Melissa Jean Luna-White, 29, was shot about 3 p.m. in the doorway of her residence at 528 Longview Drive and died in flight while being airlifted to the University of Kentucky Medical Center in Lexington, Danville Police Chief Tony Gray said.
After searching for two suspects for more than seven hours, Danville officers took Lamar M. Stallworth and David J. Harlan into custody without incident about 10:30 p.m. at a residence on McIntyre Circle, Gray said.
Stallworth, 27, was charged with murder, first-degree burglary and wanton endangerment, and Harlan, 23, was charged with complicity in those alleged crimes. Both men are being held without bond in the Boyle County Detention Center.
Luna-White was indicted for tampering with evidence in the death of Michael Begley Jr. 27, of Richmond, whose body was found alongside Taylor Road, strangled to death, in November.

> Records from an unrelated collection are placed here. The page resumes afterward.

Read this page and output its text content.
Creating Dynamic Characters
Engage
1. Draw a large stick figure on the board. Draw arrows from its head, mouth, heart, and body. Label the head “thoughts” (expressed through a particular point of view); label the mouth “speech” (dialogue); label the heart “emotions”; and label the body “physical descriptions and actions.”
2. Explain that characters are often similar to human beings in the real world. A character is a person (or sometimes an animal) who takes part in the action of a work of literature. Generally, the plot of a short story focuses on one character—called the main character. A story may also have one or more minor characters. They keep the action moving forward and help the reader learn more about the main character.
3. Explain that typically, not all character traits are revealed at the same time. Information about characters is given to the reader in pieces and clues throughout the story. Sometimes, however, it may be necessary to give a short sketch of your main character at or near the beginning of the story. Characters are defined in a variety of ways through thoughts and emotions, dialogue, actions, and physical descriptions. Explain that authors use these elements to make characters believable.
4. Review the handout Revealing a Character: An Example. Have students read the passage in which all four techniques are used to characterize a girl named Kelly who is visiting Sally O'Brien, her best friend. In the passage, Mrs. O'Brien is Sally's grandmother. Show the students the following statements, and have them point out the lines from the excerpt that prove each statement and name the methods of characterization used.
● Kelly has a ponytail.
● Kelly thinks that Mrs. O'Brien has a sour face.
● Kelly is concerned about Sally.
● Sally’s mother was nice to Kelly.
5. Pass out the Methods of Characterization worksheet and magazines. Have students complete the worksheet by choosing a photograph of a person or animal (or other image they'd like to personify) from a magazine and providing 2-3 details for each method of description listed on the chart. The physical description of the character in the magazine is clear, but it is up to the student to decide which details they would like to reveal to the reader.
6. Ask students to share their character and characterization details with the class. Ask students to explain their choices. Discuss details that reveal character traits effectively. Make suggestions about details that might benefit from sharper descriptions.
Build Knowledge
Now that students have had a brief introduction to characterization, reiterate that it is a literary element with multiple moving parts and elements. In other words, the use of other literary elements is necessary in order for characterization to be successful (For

Her husband, Jordan Montez White, 25, of 418 Adams St., Danville, is charged with reckless homicide in Begley’s death, and her sister, Gina Priest, is also charged with tampering with evidence in the case. White and Priest are awaiting trial in Boyle Circuit Court. White has been in the Boyle County Detention Center under a $10,000 bond since he was charged.
“We are not ready to make any connections to that case or with any other motive at this point,” Gray said Wednesday night. “We are still very early in the investigation.”
Gray said it was not immediately clear how many shots were fired or how many times Luna-White was struck. Witnesses reported hearing from two to five gunshots, but only one shell casing, from a semi-automatic pistol, had been recovered as of Wednesday night, Gray said.
Three witnesses who asked not to be identified for fear of reprisal said they saw the shooting unfold from their home.
According to the witnesses, two men got out of a small silver car with large, shiny hubcaps, approached the apartment and engaged in a conversation with a man inside. The two men then got back in their car and left, but returned within five minutes.
The two men approached the apartment a second time and got in to a physical altercation with the man on the front steps, the witnesses said. Luna-White appeared at the door and appeared to be trying to drag the man inside when one of the intruders pulled a pistol, turned it sideways, gangster style, and shot into the doorway, firing off four or five rounds, the witnesses said.
“It was kind of freaky seeing it happen right outside your window in the middle of the day,” one of the witnesses said.
Gray declined to comment on the witnesses’s account of the shooting other than to acknowledge there had been a fight at the front door that resulted in gunshots.
Gray said the man inside the apartment with Luna-White, who said he was her boyfriend, was not struck by any bullets and it was not immediately clear if he was the intended target of the gunfire. The man has not been charged and Gray declined to release his name.